Aafia Siddiqui, a Pakistani prisoner in the United States whose release was reportedly demanded this weekend by a Texan hostage-taker, who is serving an 86-year sentence for the attempted murder of American soldiers. After more than ten hours of stalemate at a synagogue in the US state, four people were released unharmed on Sunday. A man suspected of being their captor was killed. Media, quoting a US official briefed on the matter, reported that the man was calling for the release of 49-year-old Siddiqui.

According to her lawyer, she had ‘absolutely no involvement’ in the hostage situation, and she condemned the hostage-taker’s actions. A US-educated Pakistani scientist, she was jailed in 2010 for attacking American soldiers in Afghanistan. US authorities suspected her of having Al-Qaeda ties, but she was never found guilty. Siddiqui moved to the US when she was 18 years old to study at Boston’s prestigious MIT, earning her Ph.D. in neuroscience at Brandeis University after she graduated.

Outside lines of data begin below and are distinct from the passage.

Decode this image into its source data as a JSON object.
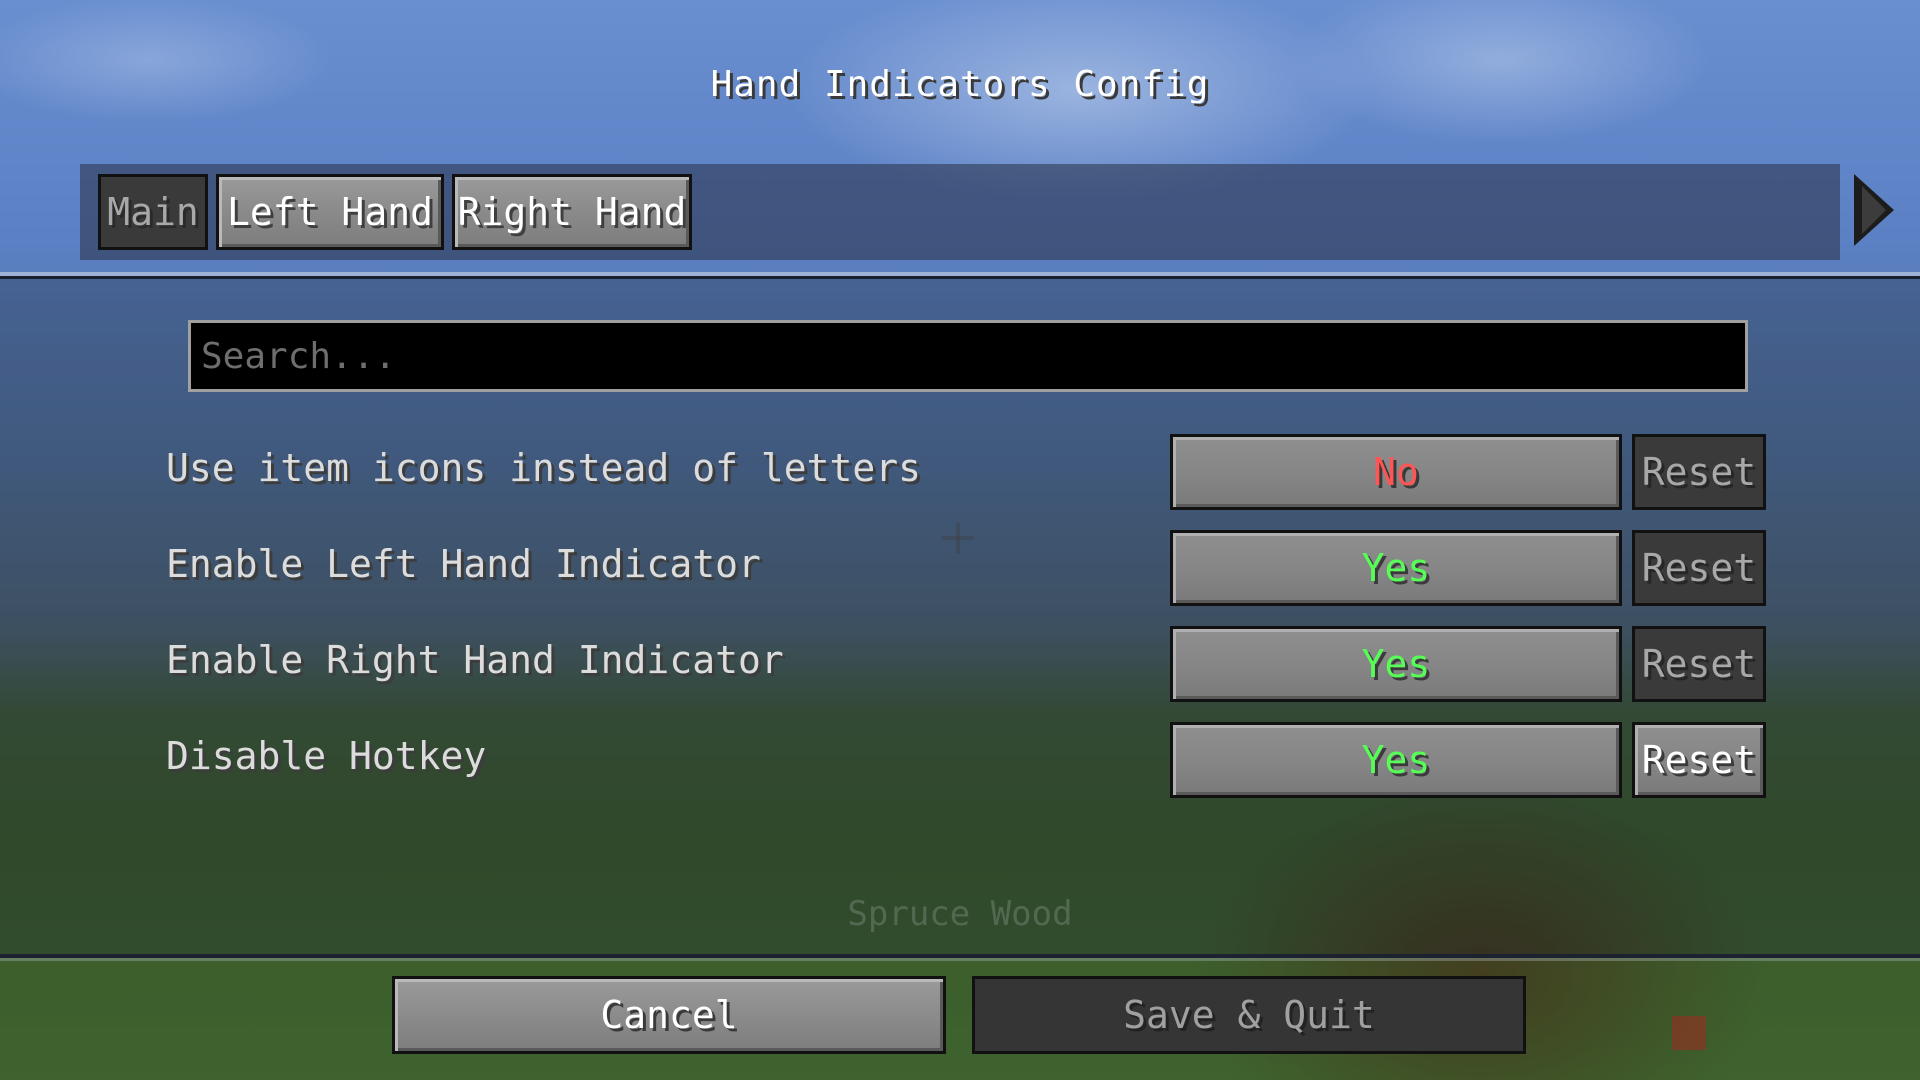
{
  "window": {
    "title": "Hand Indicators Config"
  },
  "tabs": [
    {
      "label": "Main",
      "active": true
    },
    {
      "label": "Left Hand",
      "active": false
    },
    {
      "label": "Right Hand",
      "active": false
    }
  ],
  "search": {
    "placeholder": "Search...",
    "value": ""
  },
  "options": [
    {
      "label": "Use item icons instead of letters",
      "value": "No",
      "value_color": "#ff5555",
      "reset_label": "Reset",
      "reset_enabled": false
    },
    {
      "label": "Enable Left Hand Indicator",
      "value": "Yes",
      "value_color": "#55ff55",
      "reset_label": "Reset",
      "reset_enabled": false
    },
    {
      "label": "Enable Right Hand Indicator",
      "value": "Yes",
      "value_color": "#55ff55",
      "reset_label": "Reset",
      "reset_enabled": false
    },
    {
      "label": "Disable Hotkey",
      "value": "Yes",
      "value_color": "#55ff55",
      "reset_label": "Reset",
      "reset_enabled": true
    }
  ],
  "background_caption": "Spruce Wood",
  "footer": {
    "cancel_label": "Cancel",
    "save_label": "Save & Quit"
  },
  "icons": {
    "next_tab": "right-arrow-icon",
    "crosshair": "crosshair-icon"
  },
  "colors": {
    "yes": "#55ff55",
    "no": "#ff5555"
  }
}
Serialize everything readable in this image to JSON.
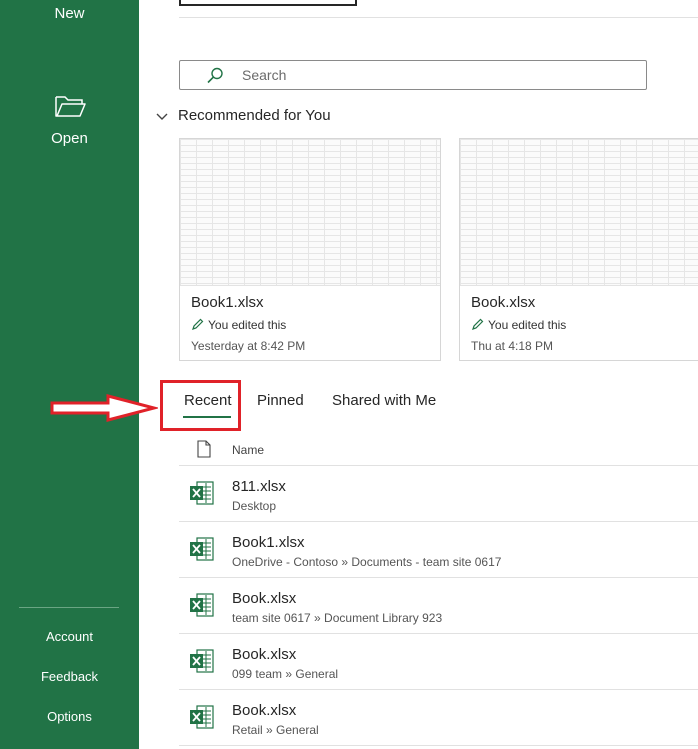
{
  "nav": {
    "new_label": "New",
    "open_label": "Open",
    "account_label": "Account",
    "feedback_label": "Feedback",
    "options_label": "Options",
    "icons": {
      "open": "folder-open-icon"
    },
    "colors": {
      "background": "#217346",
      "text": "#ffffff"
    }
  },
  "search": {
    "placeholder": "Search",
    "value": "",
    "icon": "search-icon"
  },
  "recommended": {
    "heading": "Recommended for You",
    "cards": [
      {
        "title": "Book1.xlsx",
        "activity": "You edited this",
        "time": "Yesterday at 8:42 PM"
      },
      {
        "title": "Book.xlsx",
        "activity": "You edited this",
        "time": "Thu at 4:18 PM"
      }
    ]
  },
  "tabs": {
    "items": [
      {
        "label": "Recent",
        "active": true
      },
      {
        "label": "Pinned",
        "active": false
      },
      {
        "label": "Shared with Me",
        "active": false
      }
    ],
    "highlight_color": "#e02229",
    "accent": "#217346"
  },
  "file_list": {
    "column_name": "Name",
    "rows": [
      {
        "name": "811.xlsx",
        "path": "Desktop"
      },
      {
        "name": "Book1.xlsx",
        "path": "OneDrive - Contoso » Documents - team site 0617"
      },
      {
        "name": "Book.xlsx",
        "path": "team site 0617 » Document Library 923"
      },
      {
        "name": "Book.xlsx",
        "path": "099 team » General"
      },
      {
        "name": "Book.xlsx",
        "path": "Retail » General"
      }
    ]
  }
}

She came up on the FBI’s radar after the 9/11 terrorist attacks of 2001 for giving to Islamic organizations and for buying $10,000 worth of night-vision goggles and books on warfare. After returning to Pakistan, she married Khalid Sheikh Mohammed’s family, the architect of the 9/11 attacks. She is suspected of joining Al-Qaeda from America. Around 2003, she disappeared in Karachi along with her three children. Five years later, she appeared in Pakistan’s war-torn neighbor Afghanistan, where she was taken away by local forces in Ghazni, a restive province in southeastern Pakistan.

‘Death to America’
When US forces interrogated her, she grabbed a rifle and opened fire, yelling ‘Death to America’ and ‘I want to kill Americans’. In the aftermath of her imprisonment, Al-Qaeda’s then number two urged Muslims to avenge the decision. Although the soldiers escaped unharmed, she was injured. Her imprisonment sparked outrage in her home country, and her supporters claim she was the victim of a secret Pakistan-US plot.

In the past hostages’ crises in Pakistan, as well as the capture of American journalist James Foley by the Islamic State in 2014, militants have demanded that she be released. In Pakistan, Siddiqui is a big name — many consider her to be an innocent victim, according to South Asia analyst Michael Kugelman.

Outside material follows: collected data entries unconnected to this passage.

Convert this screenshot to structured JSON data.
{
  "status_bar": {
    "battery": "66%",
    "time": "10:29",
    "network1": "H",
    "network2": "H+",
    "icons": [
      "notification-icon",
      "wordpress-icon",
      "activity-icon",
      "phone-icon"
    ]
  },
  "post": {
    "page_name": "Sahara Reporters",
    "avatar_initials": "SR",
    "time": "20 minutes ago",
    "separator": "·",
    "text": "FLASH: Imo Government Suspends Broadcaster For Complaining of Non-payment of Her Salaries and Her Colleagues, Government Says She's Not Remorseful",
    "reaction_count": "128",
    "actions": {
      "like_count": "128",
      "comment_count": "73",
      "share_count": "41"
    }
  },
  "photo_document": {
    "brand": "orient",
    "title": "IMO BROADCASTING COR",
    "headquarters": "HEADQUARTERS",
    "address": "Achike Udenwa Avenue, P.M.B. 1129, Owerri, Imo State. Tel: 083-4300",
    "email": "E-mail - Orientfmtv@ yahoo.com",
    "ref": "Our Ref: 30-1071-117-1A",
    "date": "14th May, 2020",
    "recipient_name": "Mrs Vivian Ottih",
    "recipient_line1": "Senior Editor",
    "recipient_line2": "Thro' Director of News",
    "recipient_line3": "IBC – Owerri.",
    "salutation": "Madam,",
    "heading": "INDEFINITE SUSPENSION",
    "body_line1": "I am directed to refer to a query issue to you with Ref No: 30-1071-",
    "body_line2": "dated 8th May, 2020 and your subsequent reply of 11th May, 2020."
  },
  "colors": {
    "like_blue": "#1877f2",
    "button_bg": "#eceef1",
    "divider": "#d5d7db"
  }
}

According to him, she was a cause celebre among terrorists, as well as a ‘powerful symbol of how poorly Americans treat innocent Muslims in the global campaign against terror’. Pakistan and the US have been at odds over this issue for decades. The Pakistani prime minister, who has been an open critic of US action in connection with the war on terror, promised to get her released during his election campaign. He offered to free Shakeel Afridi, who is being held in Pakistan for his role in helping Americans find Al-Qaeda founder Osama Bin Laden in Pakistan.